Wywiad z Andrzejem Bobrowskim, Dyrektorem Departamentu Rolnictwa i Rozwoju Wsi Urzędu Marszałkowskiego Województwa Wielkopolskiego w Poznaniu
Andrzej Bobrowski: Energia staje sie w coraz większym stopniu problemem geopolitycznym i makroekonomicznym. Kurek gazowy zakręcono na Ukrainie – nie na długo – a problem surowców energetycznych stał się tematem światowych mediów i wywołał przerażenie wielu rządów.
-Jakie mamy więc alternatywy i co z biomasą?
-U nas w Wielkopolscy (ale i w Polsce również) biomasa jest jeszcze daleko polu. Jej udział w krajowym ogrzewnictwie jest wciąż symboliczny.
-A w Unii Europejskiej?
-W krajach tzw. “starej” Unii Europejskiej świadomość potrzeby uniezależnienia się od paliw kopalnych, ograniczenia gazów cieplarnianych i możliwości powstawania nowych miejsc pracy w sektorze OŹE jest dużo większa.
-W jakich działaniach się to przejawia?
– Biomasa stanowi obecnie źródło około połowy wykorzystywanej energii odnawialnej w UE. Zabezpiecza to 4% całego zapotrzebowania na energię. Ponadto Komisja Europejska przyjęła odpowiednią strategię dotyczącą biopaliw. W 2006 r. nastąpi prawdopodobnie zmiana dyrektywy o biopaliwach (wraz ze zmianą norm). Państwa UE będą zachęcane do preferencyjnego stosowania biopaliw, w tym biopaliw drugiej generacji. Komisja przedstawi również wniosek w sprawie promowania energooszczędnych i przyjaznych środowisku pojazdów, podjęła również działania, w wyniku których produkcja cukru z przeznaczeniem do wytwarzania bioetanolu powinna zostać zakwalifikowana do wsparcia w ramach Wspólnej Polityki Rolnej.

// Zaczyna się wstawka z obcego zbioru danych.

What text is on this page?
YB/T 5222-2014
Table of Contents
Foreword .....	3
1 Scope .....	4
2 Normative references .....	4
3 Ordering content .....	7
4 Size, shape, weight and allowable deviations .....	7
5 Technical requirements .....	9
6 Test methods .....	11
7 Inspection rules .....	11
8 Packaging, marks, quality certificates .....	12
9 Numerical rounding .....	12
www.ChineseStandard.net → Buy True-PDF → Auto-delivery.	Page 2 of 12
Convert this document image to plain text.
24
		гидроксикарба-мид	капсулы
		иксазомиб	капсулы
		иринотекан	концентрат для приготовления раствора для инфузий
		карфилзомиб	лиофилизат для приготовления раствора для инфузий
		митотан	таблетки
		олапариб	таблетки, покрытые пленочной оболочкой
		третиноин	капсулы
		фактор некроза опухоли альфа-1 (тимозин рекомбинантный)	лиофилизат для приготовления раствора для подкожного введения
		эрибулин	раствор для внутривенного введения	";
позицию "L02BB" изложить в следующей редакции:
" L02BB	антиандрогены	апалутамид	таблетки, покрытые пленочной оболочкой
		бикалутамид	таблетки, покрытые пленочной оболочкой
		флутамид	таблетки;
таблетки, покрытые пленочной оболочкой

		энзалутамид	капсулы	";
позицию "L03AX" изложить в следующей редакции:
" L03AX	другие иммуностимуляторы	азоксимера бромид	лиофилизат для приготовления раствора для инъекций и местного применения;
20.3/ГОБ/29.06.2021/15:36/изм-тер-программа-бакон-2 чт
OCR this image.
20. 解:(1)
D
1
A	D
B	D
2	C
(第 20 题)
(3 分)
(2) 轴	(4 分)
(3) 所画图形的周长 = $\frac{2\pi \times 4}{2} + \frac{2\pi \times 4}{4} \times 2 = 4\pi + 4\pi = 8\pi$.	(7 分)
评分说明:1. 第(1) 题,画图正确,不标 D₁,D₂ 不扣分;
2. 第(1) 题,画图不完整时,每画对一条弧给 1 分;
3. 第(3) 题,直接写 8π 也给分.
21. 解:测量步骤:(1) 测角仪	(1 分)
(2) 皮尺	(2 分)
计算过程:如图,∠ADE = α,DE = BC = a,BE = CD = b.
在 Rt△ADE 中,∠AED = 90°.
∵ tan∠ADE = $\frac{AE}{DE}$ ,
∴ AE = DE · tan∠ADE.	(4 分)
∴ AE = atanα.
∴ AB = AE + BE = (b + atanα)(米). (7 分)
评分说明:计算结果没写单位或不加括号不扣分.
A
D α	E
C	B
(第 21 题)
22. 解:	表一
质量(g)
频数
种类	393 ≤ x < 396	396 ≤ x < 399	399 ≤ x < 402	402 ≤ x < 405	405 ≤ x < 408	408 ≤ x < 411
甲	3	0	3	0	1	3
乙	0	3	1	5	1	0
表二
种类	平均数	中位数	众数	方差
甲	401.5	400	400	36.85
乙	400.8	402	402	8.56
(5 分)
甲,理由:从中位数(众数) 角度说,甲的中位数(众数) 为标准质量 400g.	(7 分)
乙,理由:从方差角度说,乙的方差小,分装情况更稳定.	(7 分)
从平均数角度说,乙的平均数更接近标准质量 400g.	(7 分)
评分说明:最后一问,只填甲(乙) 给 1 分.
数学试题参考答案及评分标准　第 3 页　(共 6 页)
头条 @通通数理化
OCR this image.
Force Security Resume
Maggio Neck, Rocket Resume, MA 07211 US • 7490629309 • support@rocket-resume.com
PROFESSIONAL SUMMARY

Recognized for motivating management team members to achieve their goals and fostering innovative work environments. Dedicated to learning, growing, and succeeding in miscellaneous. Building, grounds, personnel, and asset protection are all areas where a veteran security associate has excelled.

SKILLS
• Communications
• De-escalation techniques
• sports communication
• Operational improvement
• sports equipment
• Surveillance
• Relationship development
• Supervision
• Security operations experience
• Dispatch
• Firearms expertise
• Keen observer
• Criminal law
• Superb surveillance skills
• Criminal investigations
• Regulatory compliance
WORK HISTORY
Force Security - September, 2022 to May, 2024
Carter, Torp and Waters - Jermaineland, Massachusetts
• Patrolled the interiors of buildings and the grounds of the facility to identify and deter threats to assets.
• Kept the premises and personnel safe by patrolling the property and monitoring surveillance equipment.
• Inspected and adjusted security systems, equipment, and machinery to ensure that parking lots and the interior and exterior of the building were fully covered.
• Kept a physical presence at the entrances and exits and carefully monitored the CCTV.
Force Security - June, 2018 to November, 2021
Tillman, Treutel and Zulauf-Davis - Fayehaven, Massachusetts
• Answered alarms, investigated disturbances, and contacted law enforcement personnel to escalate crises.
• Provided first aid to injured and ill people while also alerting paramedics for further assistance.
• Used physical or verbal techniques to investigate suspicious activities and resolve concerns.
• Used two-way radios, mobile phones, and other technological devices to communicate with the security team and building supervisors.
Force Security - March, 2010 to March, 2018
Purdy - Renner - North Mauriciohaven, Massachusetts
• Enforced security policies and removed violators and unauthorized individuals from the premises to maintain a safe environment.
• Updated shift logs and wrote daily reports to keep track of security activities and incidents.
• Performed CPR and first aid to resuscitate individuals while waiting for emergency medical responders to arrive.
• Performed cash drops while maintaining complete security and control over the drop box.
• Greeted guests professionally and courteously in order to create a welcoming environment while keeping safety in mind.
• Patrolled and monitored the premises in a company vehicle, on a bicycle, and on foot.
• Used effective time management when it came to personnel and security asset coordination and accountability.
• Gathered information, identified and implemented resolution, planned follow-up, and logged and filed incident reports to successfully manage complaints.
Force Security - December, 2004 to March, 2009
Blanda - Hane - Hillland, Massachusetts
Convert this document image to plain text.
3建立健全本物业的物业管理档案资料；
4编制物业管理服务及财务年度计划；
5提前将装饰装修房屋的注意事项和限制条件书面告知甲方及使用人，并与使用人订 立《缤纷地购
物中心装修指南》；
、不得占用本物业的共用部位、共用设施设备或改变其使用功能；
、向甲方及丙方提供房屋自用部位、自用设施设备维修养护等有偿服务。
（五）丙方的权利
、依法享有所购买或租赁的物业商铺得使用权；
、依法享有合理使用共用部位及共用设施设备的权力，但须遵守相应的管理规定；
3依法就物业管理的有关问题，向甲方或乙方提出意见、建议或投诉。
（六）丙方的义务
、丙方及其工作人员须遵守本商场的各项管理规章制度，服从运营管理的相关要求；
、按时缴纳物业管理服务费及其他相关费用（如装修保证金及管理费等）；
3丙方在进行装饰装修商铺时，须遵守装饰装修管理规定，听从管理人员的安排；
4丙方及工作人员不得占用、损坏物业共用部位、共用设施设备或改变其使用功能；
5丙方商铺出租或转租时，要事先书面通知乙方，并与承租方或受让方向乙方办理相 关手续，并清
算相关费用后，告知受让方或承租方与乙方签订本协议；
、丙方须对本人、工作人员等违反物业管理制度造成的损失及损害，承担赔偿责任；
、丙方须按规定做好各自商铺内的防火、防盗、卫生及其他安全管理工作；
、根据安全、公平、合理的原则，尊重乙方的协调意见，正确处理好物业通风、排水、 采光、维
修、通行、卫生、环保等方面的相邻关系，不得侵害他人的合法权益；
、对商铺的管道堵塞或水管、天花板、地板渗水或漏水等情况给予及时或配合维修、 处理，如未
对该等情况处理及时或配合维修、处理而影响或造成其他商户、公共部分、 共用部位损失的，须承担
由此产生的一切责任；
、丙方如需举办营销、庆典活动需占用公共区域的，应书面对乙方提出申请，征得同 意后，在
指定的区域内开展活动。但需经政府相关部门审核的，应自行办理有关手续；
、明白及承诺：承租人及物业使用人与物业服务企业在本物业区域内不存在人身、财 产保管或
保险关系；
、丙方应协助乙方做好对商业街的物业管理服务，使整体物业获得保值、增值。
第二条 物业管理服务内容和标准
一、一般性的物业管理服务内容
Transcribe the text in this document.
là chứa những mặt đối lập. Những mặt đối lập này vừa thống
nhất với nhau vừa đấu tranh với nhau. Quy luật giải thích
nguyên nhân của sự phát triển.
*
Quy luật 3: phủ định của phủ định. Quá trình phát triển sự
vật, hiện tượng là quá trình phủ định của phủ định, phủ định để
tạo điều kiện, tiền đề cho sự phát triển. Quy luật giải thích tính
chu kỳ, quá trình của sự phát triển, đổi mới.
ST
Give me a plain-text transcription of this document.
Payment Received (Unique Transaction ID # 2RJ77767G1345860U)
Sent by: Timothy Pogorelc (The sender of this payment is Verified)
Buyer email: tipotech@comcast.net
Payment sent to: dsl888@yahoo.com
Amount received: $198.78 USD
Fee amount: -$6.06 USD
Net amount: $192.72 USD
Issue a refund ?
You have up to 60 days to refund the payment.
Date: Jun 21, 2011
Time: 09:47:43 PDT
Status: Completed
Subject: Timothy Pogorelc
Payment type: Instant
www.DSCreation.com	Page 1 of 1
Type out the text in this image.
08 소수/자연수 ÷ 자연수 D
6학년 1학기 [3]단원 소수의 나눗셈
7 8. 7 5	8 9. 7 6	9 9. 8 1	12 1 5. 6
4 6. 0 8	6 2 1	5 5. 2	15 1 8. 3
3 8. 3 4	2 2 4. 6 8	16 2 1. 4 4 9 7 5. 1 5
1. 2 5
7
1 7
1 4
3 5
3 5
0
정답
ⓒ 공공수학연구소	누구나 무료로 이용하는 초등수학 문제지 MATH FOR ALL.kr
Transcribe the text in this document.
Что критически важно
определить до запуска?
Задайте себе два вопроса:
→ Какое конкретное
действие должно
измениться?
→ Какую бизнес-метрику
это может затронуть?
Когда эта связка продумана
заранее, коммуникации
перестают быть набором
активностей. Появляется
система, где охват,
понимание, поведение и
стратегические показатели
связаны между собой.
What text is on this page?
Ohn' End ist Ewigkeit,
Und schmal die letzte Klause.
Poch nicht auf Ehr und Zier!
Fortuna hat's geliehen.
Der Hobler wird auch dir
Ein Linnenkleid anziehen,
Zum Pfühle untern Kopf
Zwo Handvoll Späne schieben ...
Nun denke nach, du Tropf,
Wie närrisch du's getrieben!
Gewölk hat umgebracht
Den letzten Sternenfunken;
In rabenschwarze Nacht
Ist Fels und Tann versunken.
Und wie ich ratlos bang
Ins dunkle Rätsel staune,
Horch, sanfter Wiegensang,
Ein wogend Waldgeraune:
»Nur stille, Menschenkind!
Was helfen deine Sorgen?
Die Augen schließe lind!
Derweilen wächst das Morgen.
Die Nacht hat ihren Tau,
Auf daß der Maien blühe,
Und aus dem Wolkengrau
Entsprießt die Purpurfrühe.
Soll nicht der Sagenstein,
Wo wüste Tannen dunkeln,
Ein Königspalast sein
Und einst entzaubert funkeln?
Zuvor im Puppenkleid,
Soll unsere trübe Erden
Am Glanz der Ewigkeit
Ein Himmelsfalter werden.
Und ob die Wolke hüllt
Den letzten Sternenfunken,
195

-Jakie są szacunki wzrostu zapotrzebowania na energię rocznie?
-Ocenia się, że w Polsce średnio o 3-4% rocznie, będą rosły ceny prądu i ogrzewania. Statystyczny Polak zużywa ok. 3 Mwh rocznie, a obywatel starej Unii” prawie 8 Mwh – przewiduje się, że dzisiejszy poziom “piętnastki” osiągniemy w 2030 r.
-Jaka jest Pana zdaniem propozycja rozwoju energetyki w Polsce?
-Mnie osobiście przekonują poglądy grupy naukowców z Akademii Górniczo – Hutniczej w Krakowie, a konkretnie prof. Jacka Zimnego z Katedry Maszyn i Urządzeń Energetycznych, który jest przewodniczącym Polskiej Geotermalnej Asocjacji. Z poglądami Pana Profesora i wynikami jego badań miałem okazje zapoznać się podczas konferencji w sprawie Odnawialnych Źródeł Energii, zorganizowanej przez starostwo obornickie w maju br.
-Na czym one polegają?
-Pan Profesor generalnie udowadnia wyższość geotermii nad innymi rodzajami źródeł energii odnawialnej. Uważam, że równolegle powinniśmy rozwijać trzy kierunki inwestowania:
Pierwszy: na obszarach wiejskich (małe wsie i kolonie) powinniśmy wspierać rozwój wykorzystania biomasy, jako źródła energii. Tu dodam, że nie widzę sensu współspalania biomasy w dużej energetyce i ciepłownictwie.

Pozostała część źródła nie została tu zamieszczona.